The Church of Ireland's pensions board has more than £500,000 invested in a company which supplied military equipment to Indonesia, the Synod heard yesterday.
A motion calling on the church to look carefully at its investments in arms-exporting companies was narrowly defeated.
"We are raising a serious matter that is concerning more and more people and on which the Church of Ireland must have and must be seen to have a stated policy," said the motion proposer, Mr Geoffrey McMaster of Glendalough.
"We cannot continue to tolerate a situation where we obey the laws of man and forsake the law of God," he said.
The motion's seconder, the Rev Andrew Orr, from the Ossory diocese, drew attention to the GKN company, which last year sold 293 military personnel carriers to the Indonesian government. The church's pensions board had over £500,000 invested in the company, he said.

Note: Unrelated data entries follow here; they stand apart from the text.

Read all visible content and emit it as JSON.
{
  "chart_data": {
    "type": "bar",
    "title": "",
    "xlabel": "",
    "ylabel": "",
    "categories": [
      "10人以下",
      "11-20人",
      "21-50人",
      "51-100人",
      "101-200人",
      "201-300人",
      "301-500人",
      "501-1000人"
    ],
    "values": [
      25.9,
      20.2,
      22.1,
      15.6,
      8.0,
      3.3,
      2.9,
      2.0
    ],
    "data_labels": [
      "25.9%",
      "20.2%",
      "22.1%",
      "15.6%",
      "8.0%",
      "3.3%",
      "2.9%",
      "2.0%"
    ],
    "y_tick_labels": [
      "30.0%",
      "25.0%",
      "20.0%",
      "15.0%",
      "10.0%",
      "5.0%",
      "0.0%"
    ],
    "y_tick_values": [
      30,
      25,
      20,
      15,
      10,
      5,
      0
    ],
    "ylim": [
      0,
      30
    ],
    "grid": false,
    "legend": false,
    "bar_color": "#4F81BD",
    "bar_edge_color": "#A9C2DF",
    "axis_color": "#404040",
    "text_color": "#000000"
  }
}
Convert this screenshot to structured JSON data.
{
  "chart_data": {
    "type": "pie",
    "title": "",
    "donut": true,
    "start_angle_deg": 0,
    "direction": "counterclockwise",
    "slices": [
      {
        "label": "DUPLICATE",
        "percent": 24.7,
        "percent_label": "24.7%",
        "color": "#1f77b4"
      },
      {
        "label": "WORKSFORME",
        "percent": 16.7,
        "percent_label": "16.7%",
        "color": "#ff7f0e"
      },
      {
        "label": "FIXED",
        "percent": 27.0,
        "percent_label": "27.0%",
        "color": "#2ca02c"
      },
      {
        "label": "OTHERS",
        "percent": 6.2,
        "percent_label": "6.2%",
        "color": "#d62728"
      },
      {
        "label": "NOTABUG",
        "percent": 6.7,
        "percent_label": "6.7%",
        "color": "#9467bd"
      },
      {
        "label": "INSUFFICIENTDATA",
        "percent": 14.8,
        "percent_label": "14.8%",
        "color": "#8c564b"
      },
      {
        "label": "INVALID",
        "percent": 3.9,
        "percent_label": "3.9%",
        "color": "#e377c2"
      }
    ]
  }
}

He also spoke of church investments in GEC, which has exported arms to Indonesia, as well as to Nigeria and Middle East dictatorships. There were also investments in Vickers, which exported arms to the same countries as GEC. "Some will argue that the whole area of investments is so complex that disinvestment is not possible," he said. But the Church in England and in Wales had done so in relation to armaments firms.
"Some will argue that arms are necessary for the defence of our countries. But this is just a smoke-screen. The real money is being made by these companies by sales to the developing world, which can ill-afford the vast expenditure," he said.
Mr Godfrey Birthistle, of Ferns diocese, opposed the motion. He drew attention to the necessary and lawful use of arms, such as on UN peacekeeping missions, and asked whether because a concrete block was used to kill a Catholic bishop in Central America last week there should be a ban on investments in Roadstone, for instance. Or whether because knives had been used during the massacres in Rwanda there should be a ban on investments in the steel industry. When he asked whether there should be a ban on investments in tobacco companies because of the effects of smoking, there was a loud "Yes, yes," response.
Prof David Spearman, of the church's representative body, said the church did not knowingly invest in any companies which manufactured arms, but there was such a degree of diversification by companies such as GEC that it was difficult to avoid being in some way caught into such companies. He pointed to the great amount of software and electronic components used in modern weaponry and wondered whether they should be precluded from investing in such companies.
The motion was supported by 151 people, with 161 against.